The fear, helplessness and grief showed in the lines and colors executed by the students. Always, always, the reminder and question gaping through the images, “What have you done to our home?”

The literary outputs were explicit with raw emotions and had the common tone of sadness and defeat, of being powerless against the rage of nature. In detailing the chronology of events, they wrote of the impending storm, of the actual lashes that battered their walls and roofs, and of the sound of rushing water and grumbling earth. The children recaptured their moment of agony upon hearing their parents talk and weep about those who died in their attempt to help their relatives and neighbors. Many wrote about mourning for the dead, sympathy for the bereaved, and grasping at threads of hope for bodies still unretrieved. ”Sana mahanap pa nila sina Uncle…” was a repetitive plaint of tragic innocence.

Having been traumatized by Ompong, they expressed fear of the reported approaching typhoon Paeng. Aware that they cannot redirect its course, they wrote a plea for it not to take lives again or destroy their houses. There were those who were ambivalent about the role of mining in the disaster. “Dahil sa pagmimina kaya naglandslide. Kung mawawala na ang pagmimina, paano na ang trabaho ng magulang namin?” When asked to verbally share their insights about the tragedy, a cheerful boy volunteered, “Kung mawawala na ang pagmimina, pwede na tayong magtanim, para meron tayong makakain.”

Children being children, they have dreams for Loacan and the days ahead. They wrote of wisdom that we can learn from.

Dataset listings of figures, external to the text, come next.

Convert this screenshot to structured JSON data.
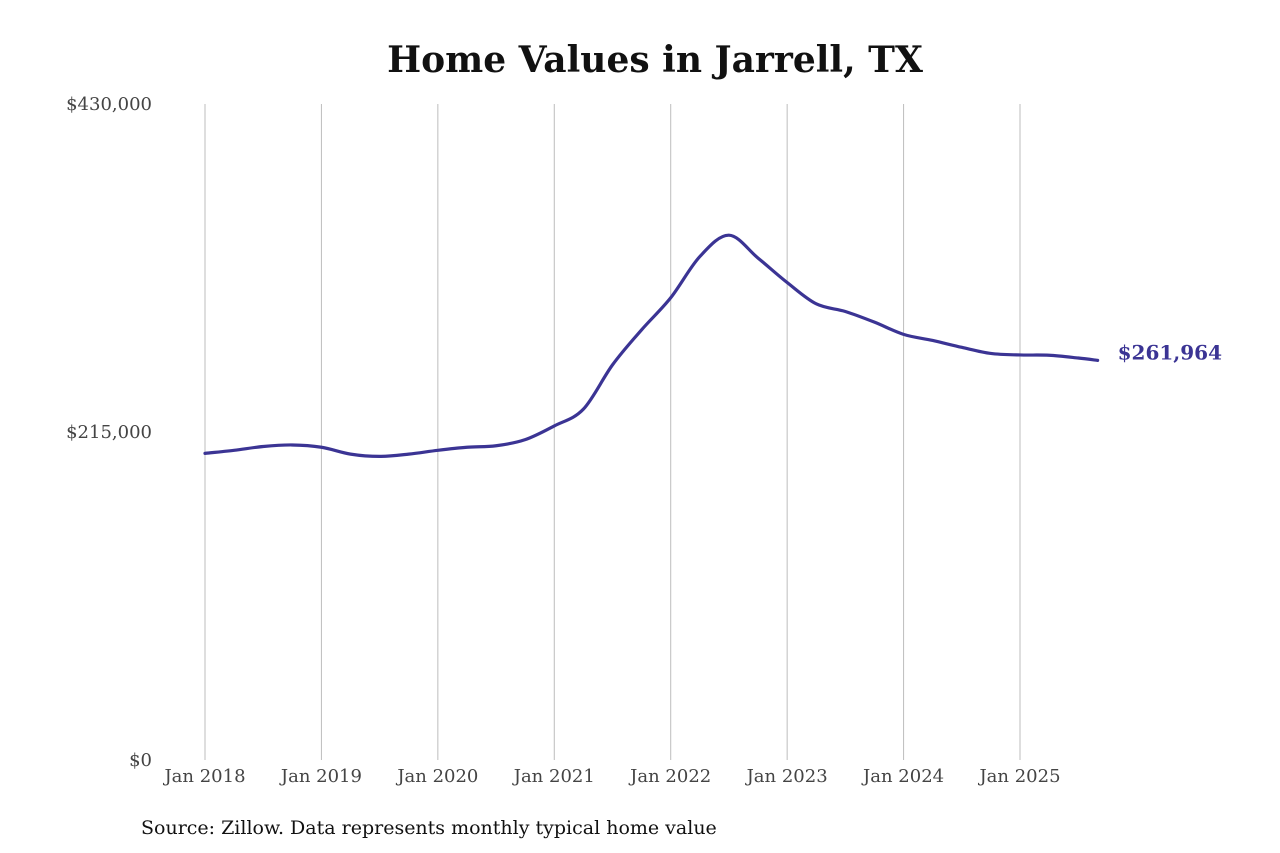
{
  "chart_data": {
    "type": "line",
    "title": "Home Values in Jarrell, TX",
    "xlabel": "",
    "ylabel": "",
    "source": "Source: Zillow. Data represents monthly typical home value",
    "ylim": [
      0,
      430000
    ],
    "y_ticks": [
      {
        "value": 0,
        "label": "$0"
      },
      {
        "value": 215000,
        "label": "$215,000"
      },
      {
        "value": 430000,
        "label": "$430,000"
      }
    ],
    "x_range": [
      "2018-01",
      "2025-09"
    ],
    "x_ticks": [
      {
        "date": "2018-01",
        "label": "Jan 2018"
      },
      {
        "date": "2019-01",
        "label": "Jan 2019"
      },
      {
        "date": "2020-01",
        "label": "Jan 2020"
      },
      {
        "date": "2021-01",
        "label": "Jan 2021"
      },
      {
        "date": "2022-01",
        "label": "Jan 2022"
      },
      {
        "date": "2023-01",
        "label": "Jan 2023"
      },
      {
        "date": "2024-01",
        "label": "Jan 2024"
      },
      {
        "date": "2025-01",
        "label": "Jan 2025"
      }
    ],
    "grid": {
      "vertical": true,
      "horizontal": false
    },
    "legend": "none",
    "series": [
      {
        "color": "#3b3494",
        "end_label": "$261,964",
        "points": [
          {
            "x": "2018-01",
            "y": 201000
          },
          {
            "x": "2018-04",
            "y": 203000
          },
          {
            "x": "2018-07",
            "y": 205500
          },
          {
            "x": "2018-10",
            "y": 206500
          },
          {
            "x": "2019-01",
            "y": 205000
          },
          {
            "x": "2019-04",
            "y": 200500
          },
          {
            "x": "2019-07",
            "y": 199000
          },
          {
            "x": "2019-10",
            "y": 200500
          },
          {
            "x": "2020-01",
            "y": 203000
          },
          {
            "x": "2020-04",
            "y": 205000
          },
          {
            "x": "2020-07",
            "y": 206000
          },
          {
            "x": "2020-10",
            "y": 210000
          },
          {
            "x": "2021-01",
            "y": 219000
          },
          {
            "x": "2021-04",
            "y": 230000
          },
          {
            "x": "2021-07",
            "y": 259000
          },
          {
            "x": "2021-10",
            "y": 282000
          },
          {
            "x": "2022-01",
            "y": 303000
          },
          {
            "x": "2022-04",
            "y": 330000
          },
          {
            "x": "2022-07",
            "y": 344000
          },
          {
            "x": "2022-10",
            "y": 329000
          },
          {
            "x": "2023-01",
            "y": 313000
          },
          {
            "x": "2023-04",
            "y": 299000
          },
          {
            "x": "2023-07",
            "y": 294000
          },
          {
            "x": "2023-10",
            "y": 287000
          },
          {
            "x": "2024-01",
            "y": 279000
          },
          {
            "x": "2024-04",
            "y": 275000
          },
          {
            "x": "2024-07",
            "y": 270500
          },
          {
            "x": "2024-10",
            "y": 266500
          },
          {
            "x": "2025-01",
            "y": 265500
          },
          {
            "x": "2025-04",
            "y": 265300
          },
          {
            "x": "2025-07",
            "y": 263500
          },
          {
            "x": "2025-09",
            "y": 261964
          }
        ]
      }
    ]
  }
}
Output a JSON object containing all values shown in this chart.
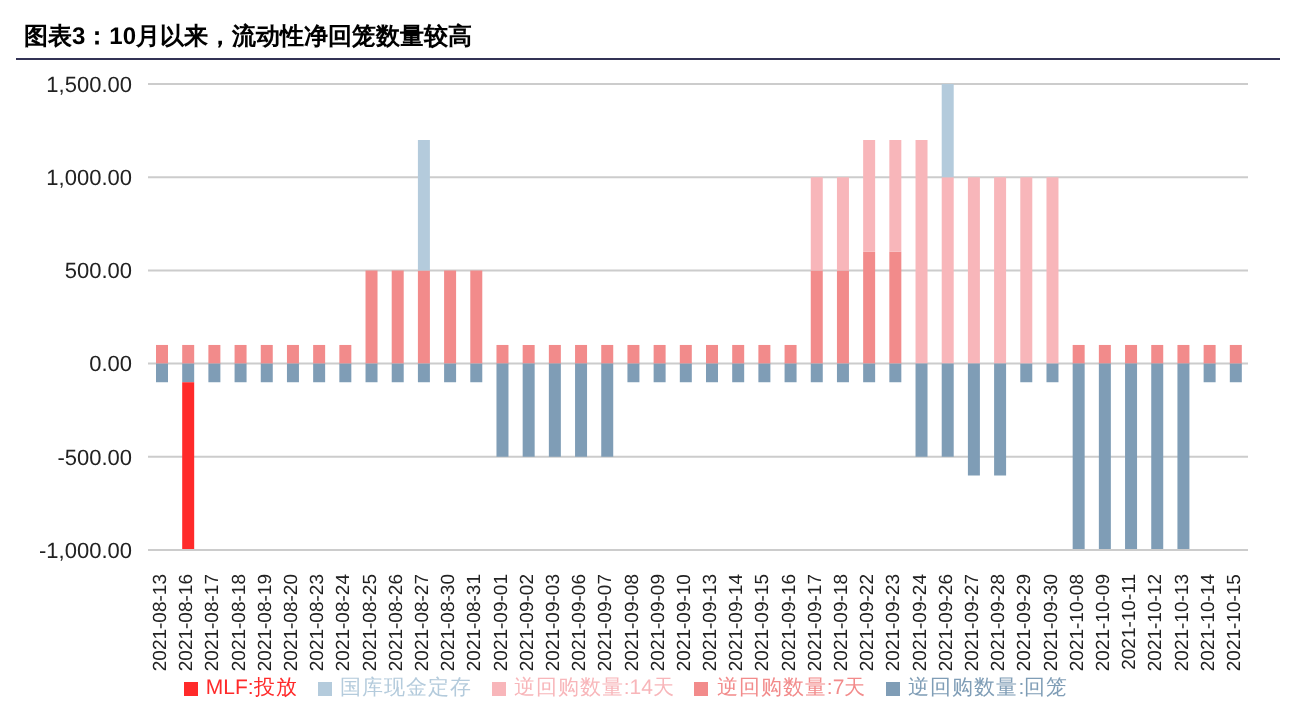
{
  "chart_data": {
    "type": "bar",
    "stacked": true,
    "title": "图表3：10月以来，流动性净回笼数量较高",
    "categories": [
      "2021-08-13",
      "2021-08-16",
      "2021-08-17",
      "2021-08-18",
      "2021-08-19",
      "2021-08-20",
      "2021-08-23",
      "2021-08-24",
      "2021-08-25",
      "2021-08-26",
      "2021-08-27",
      "2021-08-30",
      "2021-08-31",
      "2021-09-01",
      "2021-09-02",
      "2021-09-03",
      "2021-09-06",
      "2021-09-07",
      "2021-09-08",
      "2021-09-09",
      "2021-09-10",
      "2021-09-13",
      "2021-09-14",
      "2021-09-15",
      "2021-09-16",
      "2021-09-17",
      "2021-09-18",
      "2021-09-22",
      "2021-09-23",
      "2021-09-24",
      "2021-09-26",
      "2021-09-27",
      "2021-09-28",
      "2021-09-29",
      "2021-09-30",
      "2021-10-08",
      "2021-10-09",
      "2021-10-11",
      "2021-10-12",
      "2021-10-13",
      "2021-10-14",
      "2021-10-15"
    ],
    "series": [
      {
        "name": "逆回购数量:7天",
        "color": "#f28b8b",
        "values": [
          100,
          100,
          100,
          100,
          100,
          100,
          100,
          100,
          500,
          500,
          500,
          500,
          500,
          100,
          100,
          100,
          100,
          100,
          100,
          100,
          100,
          100,
          100,
          100,
          100,
          500,
          500,
          600,
          600,
          0,
          0,
          0,
          0,
          0,
          0,
          100,
          100,
          100,
          100,
          100,
          100,
          100
        ]
      },
      {
        "name": "逆回购数量:14天",
        "color": "#f8b6ba",
        "values": [
          0,
          0,
          0,
          0,
          0,
          0,
          0,
          0,
          0,
          0,
          0,
          0,
          0,
          0,
          0,
          0,
          0,
          0,
          0,
          0,
          0,
          0,
          0,
          0,
          0,
          500,
          500,
          600,
          600,
          1200,
          1000,
          1000,
          1000,
          1000,
          1000,
          0,
          0,
          0,
          0,
          0,
          0,
          0
        ]
      },
      {
        "name": "逆回购数量:回笼",
        "color": "#7f9db6",
        "values": [
          -100,
          -100,
          -100,
          -100,
          -100,
          -100,
          -100,
          -100,
          -100,
          -100,
          -100,
          -100,
          -100,
          -500,
          -500,
          -500,
          -500,
          -500,
          -100,
          -100,
          -100,
          -100,
          -100,
          -100,
          -100,
          -100,
          -100,
          -100,
          -100,
          -500,
          -500,
          -600,
          -600,
          -100,
          -100,
          -1000,
          -1000,
          -1000,
          -1000,
          -1000,
          -100,
          -100
        ]
      },
      {
        "name": "国库现金定存",
        "color": "#b4cbdc",
        "values": [
          0,
          0,
          0,
          0,
          0,
          0,
          0,
          0,
          0,
          0,
          700,
          0,
          0,
          0,
          0,
          0,
          0,
          0,
          0,
          0,
          0,
          0,
          0,
          0,
          0,
          0,
          0,
          0,
          0,
          0,
          500,
          0,
          0,
          0,
          0,
          0,
          0,
          0,
          0,
          0,
          0,
          0
        ]
      },
      {
        "name": "MLF:投放",
        "color": "#ff2a2a",
        "values": [
          0,
          -900,
          0,
          0,
          0,
          0,
          0,
          0,
          0,
          0,
          0,
          0,
          0,
          0,
          0,
          0,
          0,
          0,
          0,
          0,
          0,
          0,
          0,
          0,
          0,
          0,
          0,
          0,
          0,
          0,
          0,
          0,
          0,
          0,
          0,
          0,
          0,
          0,
          0,
          0,
          0,
          0
        ]
      }
    ],
    "ylim": [
      -1000,
      1500
    ],
    "yticks": [
      {
        "value": -1000,
        "label": "-1,000.00"
      },
      {
        "value": -500,
        "label": "-500.00"
      },
      {
        "value": 0,
        "label": "0.00"
      },
      {
        "value": 500,
        "label": "500.00"
      },
      {
        "value": 1000,
        "label": "1,000.00"
      },
      {
        "value": 1500,
        "label": "1,500.00"
      }
    ],
    "grid": "y",
    "legend": "bottom"
  }
}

“Ang gusto kong mangyari dito sa Loacan ay sana maayos na yong mga bahay na nasira,maging alerto kapag may susunod na bagyo, maging maayos ang kapaligiran, magtipid na dahil wala na ang pagtratrabahohan dahil inestop mona ang pagmimina pansamantala at sa kapayapaan, sana mahanapan nila yong pinsan ng aking nanay. Sana mawalan na ng takot o lungkot ang aking mga magulang.” (Klouie, 10 yrs. old)

Time and attention must be given the children. Though distraught, they are coping with the huge changes in their homes. Their parents, teachers and community officials must heed signs of post-traumatic stress disorder (PTSD) that may manifest in various ways. There are continuing nightmares they have to grapple with caused by external causes they were not responsible nor accountable for. Their teachers who are in daily engagement with them have to be equipped with basic psychosocial skills to deal with these manifestations. Most importantly, this is the time to listen to the children’s plea: to get the community on its feet again, for the Loacan residents to be more nurturing of their environment, and to be prepared and alert for any impending disaster.

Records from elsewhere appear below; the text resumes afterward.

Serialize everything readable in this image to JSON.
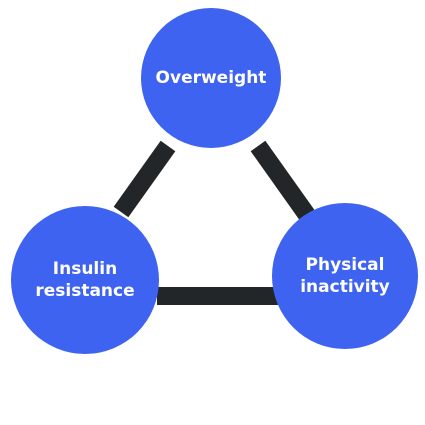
{
  "diagram": {
    "nodes": [
      {
        "id": "top",
        "label": "Overweight"
      },
      {
        "id": "left",
        "label": "Insulin\nresistance"
      },
      {
        "id": "right",
        "label": "Physical\ninactivity"
      }
    ],
    "connections": [
      {
        "from": "top",
        "to": "left"
      },
      {
        "from": "top",
        "to": "right"
      },
      {
        "from": "left",
        "to": "right"
      }
    ]
  },
  "colors": {
    "node_fill": "#3d63f0",
    "node_text": "#ffffff",
    "connector": "#222628",
    "background": "#ffffff"
  }
}
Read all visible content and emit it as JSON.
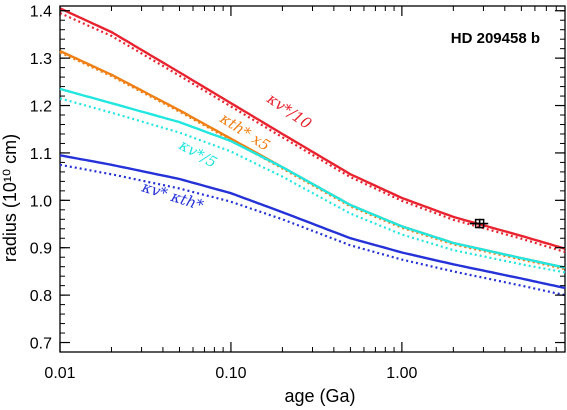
{
  "chart_data": {
    "type": "line",
    "title": "",
    "annotation": "HD 209458 b",
    "xlabel": "age (Ga)",
    "ylabel": "radius (10¹⁰ cm)",
    "xscale": "log",
    "xlim": [
      0.01,
      9.0
    ],
    "ylim": [
      0.68,
      1.41
    ],
    "xticks": [
      0.01,
      0.1,
      1.0
    ],
    "xtick_labels": [
      "0.01",
      "0.10",
      "1.00"
    ],
    "yticks": [
      0.7,
      0.8,
      0.9,
      1.0,
      1.1,
      1.2,
      1.3,
      1.4
    ],
    "ytick_labels": [
      "0.7",
      "0.8",
      "0.9",
      "1.0",
      "1.1",
      "1.2",
      "1.3",
      "1.4"
    ],
    "grid": false,
    "legend": "none",
    "series": [
      {
        "label": "κv*/10",
        "color": "#e8232f",
        "solid": {
          "x": [
            0.01,
            0.02,
            0.05,
            0.1,
            0.2,
            0.5,
            1.0,
            2.0,
            5.0,
            9.0
          ],
          "y": [
            1.405,
            1.355,
            1.27,
            1.205,
            1.14,
            1.055,
            1.005,
            0.965,
            0.925,
            0.898
          ]
        },
        "dotted": {
          "x": [
            0.01,
            0.02,
            0.05,
            0.1,
            0.2,
            0.5,
            1.0,
            2.0,
            5.0,
            9.0
          ],
          "y": [
            1.395,
            1.347,
            1.263,
            1.198,
            1.133,
            1.049,
            0.999,
            0.959,
            0.919,
            0.891
          ]
        }
      },
      {
        "label": "κth* x5",
        "color": "#f07f14",
        "solid": {
          "x": [
            0.01,
            0.02,
            0.05,
            0.1,
            0.2,
            0.5,
            1.0,
            2.0,
            5.0,
            9.0
          ],
          "y": [
            1.315,
            1.265,
            1.19,
            1.13,
            1.07,
            0.99,
            0.945,
            0.91,
            0.878,
            0.858
          ]
        },
        "dotted": {
          "x": [
            0.01,
            0.02,
            0.05,
            0.1,
            0.2,
            0.5,
            1.0,
            2.0,
            5.0,
            9.0
          ],
          "y": [
            1.312,
            1.262,
            1.187,
            1.127,
            1.067,
            0.987,
            0.942,
            0.907,
            0.875,
            0.855
          ]
        }
      },
      {
        "label": "κv*/5",
        "color": "#22e6e0",
        "solid": {
          "x": [
            0.01,
            0.02,
            0.05,
            0.1,
            0.2,
            0.5,
            1.0,
            2.0,
            5.0,
            9.0
          ],
          "y": [
            1.235,
            1.205,
            1.165,
            1.125,
            1.07,
            0.99,
            0.945,
            0.91,
            0.878,
            0.858
          ]
        },
        "dotted": {
          "x": [
            0.01,
            0.02,
            0.05,
            0.1,
            0.2,
            0.5,
            1.0,
            2.0,
            5.0,
            9.0
          ],
          "y": [
            1.215,
            1.185,
            1.143,
            1.103,
            1.05,
            0.972,
            0.928,
            0.895,
            0.865,
            0.848
          ]
        }
      },
      {
        "label": "κv* κth*",
        "color": "#2432d8",
        "solid": {
          "x": [
            0.01,
            0.02,
            0.05,
            0.1,
            0.2,
            0.5,
            1.0,
            2.0,
            5.0,
            9.0
          ],
          "y": [
            1.095,
            1.075,
            1.045,
            1.015,
            0.975,
            0.92,
            0.89,
            0.865,
            0.835,
            0.815
          ]
        },
        "dotted": {
          "x": [
            0.01,
            0.02,
            0.05,
            0.1,
            0.2,
            0.5,
            1.0,
            2.0,
            5.0,
            9.0
          ],
          "y": [
            1.075,
            1.055,
            1.025,
            0.997,
            0.96,
            0.905,
            0.875,
            0.85,
            0.82,
            0.8
          ]
        }
      }
    ],
    "observation": {
      "x": 2.85,
      "y": 0.951,
      "xerr": 0.35,
      "yerr": 0.01,
      "color": "#000000"
    }
  }
}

The usual road to Loakan may take long to recover or may even be totally diverted or rerouted, the children know this. But what they look forward to is a way out of the devastation, a restoration of normalcy and a sense of security.#

(In coordination with the Serve the People Brigade, the facilitators of the psychosocial workshop and art therapy conducted in Loacan Elementary School last Sept. 27, 2018, were staff of the Cordillera Women’s Education, Action and Research Center (CWEARC), the St. Louis University School of Nursing, and members of Tuklas Innovation Project and Sulong Likha of the Dap-ayan ti Kultura iti Kordilyera (DKK).